Je ne crois pas avoir entendu parler d’Anarchie (à part par les TKL) mais plutôt d’anti-autoritaire. J’ai trouvé ça intéressant, étymologiquement ou pas, c’est quand même assez différent l’autorité et la hiérarchie. Une hiérarchie on-autoritaire c’est cool ??? Moi je préfère quand elle ne fait pas semblant, au moins c’est clair. Mais pas sûr que le mot ne soit pas juste utilisé par habitude.

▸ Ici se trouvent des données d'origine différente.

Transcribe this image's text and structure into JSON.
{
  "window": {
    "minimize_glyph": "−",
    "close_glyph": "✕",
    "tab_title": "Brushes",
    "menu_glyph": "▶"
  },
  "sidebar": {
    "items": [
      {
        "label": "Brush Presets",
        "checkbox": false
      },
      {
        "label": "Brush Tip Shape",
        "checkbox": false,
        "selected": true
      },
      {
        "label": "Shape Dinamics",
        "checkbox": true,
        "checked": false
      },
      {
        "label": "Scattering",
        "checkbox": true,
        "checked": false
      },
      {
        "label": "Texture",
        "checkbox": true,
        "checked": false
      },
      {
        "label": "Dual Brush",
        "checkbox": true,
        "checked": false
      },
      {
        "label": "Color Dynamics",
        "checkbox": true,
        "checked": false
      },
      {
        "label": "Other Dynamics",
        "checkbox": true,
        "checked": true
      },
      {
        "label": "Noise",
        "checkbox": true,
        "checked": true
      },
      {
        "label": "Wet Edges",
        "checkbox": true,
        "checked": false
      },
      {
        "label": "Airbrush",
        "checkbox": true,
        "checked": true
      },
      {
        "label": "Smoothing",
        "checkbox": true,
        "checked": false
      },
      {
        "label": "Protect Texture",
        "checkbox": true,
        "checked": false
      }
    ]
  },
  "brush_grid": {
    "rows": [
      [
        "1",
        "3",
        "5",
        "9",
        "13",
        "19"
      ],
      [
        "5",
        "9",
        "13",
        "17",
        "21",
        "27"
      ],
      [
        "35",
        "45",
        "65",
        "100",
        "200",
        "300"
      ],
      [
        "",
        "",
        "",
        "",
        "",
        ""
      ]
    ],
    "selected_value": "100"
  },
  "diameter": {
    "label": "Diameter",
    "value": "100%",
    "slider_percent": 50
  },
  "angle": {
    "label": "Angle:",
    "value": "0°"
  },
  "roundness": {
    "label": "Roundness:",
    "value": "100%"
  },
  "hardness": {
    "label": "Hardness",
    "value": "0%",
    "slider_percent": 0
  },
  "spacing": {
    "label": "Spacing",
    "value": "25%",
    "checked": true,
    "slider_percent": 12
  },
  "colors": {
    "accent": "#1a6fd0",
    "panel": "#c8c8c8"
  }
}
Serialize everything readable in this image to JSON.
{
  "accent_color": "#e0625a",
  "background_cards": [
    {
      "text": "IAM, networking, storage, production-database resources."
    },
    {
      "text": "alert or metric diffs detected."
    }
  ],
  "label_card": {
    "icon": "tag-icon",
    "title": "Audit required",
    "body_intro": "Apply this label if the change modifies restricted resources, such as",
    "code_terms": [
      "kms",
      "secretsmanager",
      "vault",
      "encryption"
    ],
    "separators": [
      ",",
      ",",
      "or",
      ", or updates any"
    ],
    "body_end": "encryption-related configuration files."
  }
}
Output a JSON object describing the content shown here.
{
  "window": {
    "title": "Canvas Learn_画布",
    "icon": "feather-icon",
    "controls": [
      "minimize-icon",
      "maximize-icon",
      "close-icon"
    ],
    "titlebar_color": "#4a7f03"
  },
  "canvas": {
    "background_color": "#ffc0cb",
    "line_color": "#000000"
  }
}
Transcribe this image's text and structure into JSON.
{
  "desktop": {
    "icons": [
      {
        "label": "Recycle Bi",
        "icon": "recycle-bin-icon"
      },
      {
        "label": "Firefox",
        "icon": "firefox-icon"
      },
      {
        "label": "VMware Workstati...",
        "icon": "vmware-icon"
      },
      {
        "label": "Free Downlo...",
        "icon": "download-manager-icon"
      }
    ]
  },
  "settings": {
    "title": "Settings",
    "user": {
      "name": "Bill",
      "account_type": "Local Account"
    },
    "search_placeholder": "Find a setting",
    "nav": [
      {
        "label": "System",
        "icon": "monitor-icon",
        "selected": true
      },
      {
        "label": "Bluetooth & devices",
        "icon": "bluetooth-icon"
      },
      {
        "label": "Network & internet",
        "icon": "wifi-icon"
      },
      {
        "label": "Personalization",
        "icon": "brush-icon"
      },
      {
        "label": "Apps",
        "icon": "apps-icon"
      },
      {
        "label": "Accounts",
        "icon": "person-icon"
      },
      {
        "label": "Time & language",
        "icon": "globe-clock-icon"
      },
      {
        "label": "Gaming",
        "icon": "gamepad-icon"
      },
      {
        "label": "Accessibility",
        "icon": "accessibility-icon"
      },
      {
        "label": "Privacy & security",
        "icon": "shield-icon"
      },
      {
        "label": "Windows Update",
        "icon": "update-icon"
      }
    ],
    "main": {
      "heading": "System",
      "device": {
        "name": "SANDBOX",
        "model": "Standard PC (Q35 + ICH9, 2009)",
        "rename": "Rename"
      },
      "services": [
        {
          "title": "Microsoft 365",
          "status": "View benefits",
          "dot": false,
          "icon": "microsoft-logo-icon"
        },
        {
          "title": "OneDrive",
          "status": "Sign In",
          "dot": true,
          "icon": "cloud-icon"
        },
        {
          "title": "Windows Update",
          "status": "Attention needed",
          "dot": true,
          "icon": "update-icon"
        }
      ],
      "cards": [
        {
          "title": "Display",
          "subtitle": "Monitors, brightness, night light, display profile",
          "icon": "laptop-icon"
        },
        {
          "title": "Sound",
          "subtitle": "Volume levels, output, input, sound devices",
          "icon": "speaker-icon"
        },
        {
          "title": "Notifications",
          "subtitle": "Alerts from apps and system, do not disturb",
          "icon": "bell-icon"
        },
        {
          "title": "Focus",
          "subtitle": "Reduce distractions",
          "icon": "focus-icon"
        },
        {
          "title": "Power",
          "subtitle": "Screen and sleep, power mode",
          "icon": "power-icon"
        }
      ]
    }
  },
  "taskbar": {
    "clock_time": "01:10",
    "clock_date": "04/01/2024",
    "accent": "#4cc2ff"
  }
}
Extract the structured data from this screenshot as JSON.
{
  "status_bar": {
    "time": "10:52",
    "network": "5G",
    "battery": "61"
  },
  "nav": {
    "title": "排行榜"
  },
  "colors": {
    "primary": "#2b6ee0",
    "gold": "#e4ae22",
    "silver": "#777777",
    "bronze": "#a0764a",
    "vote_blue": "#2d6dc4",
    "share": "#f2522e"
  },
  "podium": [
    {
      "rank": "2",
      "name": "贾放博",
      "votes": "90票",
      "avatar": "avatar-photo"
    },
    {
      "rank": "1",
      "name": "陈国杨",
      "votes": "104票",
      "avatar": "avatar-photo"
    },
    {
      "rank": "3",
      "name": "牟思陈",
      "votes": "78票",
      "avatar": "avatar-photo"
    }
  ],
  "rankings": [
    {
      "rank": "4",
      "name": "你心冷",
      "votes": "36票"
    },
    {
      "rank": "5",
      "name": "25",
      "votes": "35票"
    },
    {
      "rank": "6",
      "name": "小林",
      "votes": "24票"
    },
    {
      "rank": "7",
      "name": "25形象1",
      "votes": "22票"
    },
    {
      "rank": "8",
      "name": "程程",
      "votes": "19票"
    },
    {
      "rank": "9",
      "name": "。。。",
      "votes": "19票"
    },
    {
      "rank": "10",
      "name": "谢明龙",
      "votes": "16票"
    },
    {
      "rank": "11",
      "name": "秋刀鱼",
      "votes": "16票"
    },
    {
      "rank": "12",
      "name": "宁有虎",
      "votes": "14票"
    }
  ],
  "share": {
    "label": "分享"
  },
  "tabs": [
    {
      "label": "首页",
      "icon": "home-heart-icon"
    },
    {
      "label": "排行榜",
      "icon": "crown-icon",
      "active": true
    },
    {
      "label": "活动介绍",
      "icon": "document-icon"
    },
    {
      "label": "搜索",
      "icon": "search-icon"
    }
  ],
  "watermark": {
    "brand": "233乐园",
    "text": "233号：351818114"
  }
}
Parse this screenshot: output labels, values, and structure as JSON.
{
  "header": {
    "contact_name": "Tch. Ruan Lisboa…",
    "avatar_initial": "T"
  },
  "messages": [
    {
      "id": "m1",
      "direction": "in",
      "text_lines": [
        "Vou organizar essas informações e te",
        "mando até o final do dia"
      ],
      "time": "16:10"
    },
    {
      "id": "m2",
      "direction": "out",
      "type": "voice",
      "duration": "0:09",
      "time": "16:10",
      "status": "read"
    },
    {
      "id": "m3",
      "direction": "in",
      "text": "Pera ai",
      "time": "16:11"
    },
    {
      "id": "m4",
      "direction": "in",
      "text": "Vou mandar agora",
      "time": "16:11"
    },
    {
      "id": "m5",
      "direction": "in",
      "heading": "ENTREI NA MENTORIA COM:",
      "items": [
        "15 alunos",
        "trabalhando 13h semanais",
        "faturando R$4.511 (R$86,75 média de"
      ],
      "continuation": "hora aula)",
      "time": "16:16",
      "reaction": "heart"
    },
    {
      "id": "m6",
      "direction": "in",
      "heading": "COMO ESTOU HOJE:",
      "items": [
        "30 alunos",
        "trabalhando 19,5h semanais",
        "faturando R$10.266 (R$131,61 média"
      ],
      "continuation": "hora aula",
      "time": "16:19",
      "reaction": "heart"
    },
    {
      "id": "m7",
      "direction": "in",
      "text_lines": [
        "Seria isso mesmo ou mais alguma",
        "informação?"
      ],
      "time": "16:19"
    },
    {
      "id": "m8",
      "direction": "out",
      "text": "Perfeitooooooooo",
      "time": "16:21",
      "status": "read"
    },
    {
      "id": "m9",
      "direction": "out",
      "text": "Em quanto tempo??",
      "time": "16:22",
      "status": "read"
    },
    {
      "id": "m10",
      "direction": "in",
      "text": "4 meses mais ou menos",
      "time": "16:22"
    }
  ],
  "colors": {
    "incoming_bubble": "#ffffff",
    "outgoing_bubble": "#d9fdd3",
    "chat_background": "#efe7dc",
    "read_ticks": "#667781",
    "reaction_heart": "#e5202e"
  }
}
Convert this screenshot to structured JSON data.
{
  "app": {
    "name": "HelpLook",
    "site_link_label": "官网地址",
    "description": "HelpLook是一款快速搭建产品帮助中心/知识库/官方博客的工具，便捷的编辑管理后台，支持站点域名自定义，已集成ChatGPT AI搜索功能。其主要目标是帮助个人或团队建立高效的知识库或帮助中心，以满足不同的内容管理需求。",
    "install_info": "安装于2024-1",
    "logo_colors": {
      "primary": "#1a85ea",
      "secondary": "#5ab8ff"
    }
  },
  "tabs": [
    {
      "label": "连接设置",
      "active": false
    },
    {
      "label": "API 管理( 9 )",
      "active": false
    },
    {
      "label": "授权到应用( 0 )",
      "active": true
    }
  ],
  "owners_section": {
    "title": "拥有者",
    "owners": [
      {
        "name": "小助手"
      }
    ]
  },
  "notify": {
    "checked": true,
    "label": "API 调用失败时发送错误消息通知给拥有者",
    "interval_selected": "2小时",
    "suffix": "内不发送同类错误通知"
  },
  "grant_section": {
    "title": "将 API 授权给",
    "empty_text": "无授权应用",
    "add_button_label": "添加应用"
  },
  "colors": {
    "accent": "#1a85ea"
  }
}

Sur l’aspect agrégat de luttes, d’après ce que j’ai pu voir à l’info kiosque, c’était quand même pas une majorité de trucs inhabituels. Le côté LGBT, ça m’a l’air particulièrement bouillonnant en ce moment, la grande cause sida est passée, ils se sont rendus compte que « la communauté LGBT » n’existe pas et ça s’est fragmenté en plein de chapelles qui se veulent plus radicales les unes que les autres… ça part dans tous les sens, il faudrait se dire « cisgenre » quand on a « choisi » de garder son sexe d’origine. Ou la scène sur le plateau d’Arrêt sur images où un mec, barbu et un peu chauve s’insurge d’être qualifié d’homme : il est intersexe, et refuse qu’on l’assimile à un sexe en particulier… A mon avis ça finira par se calmer, comme les gros délires maoïstes des années 70.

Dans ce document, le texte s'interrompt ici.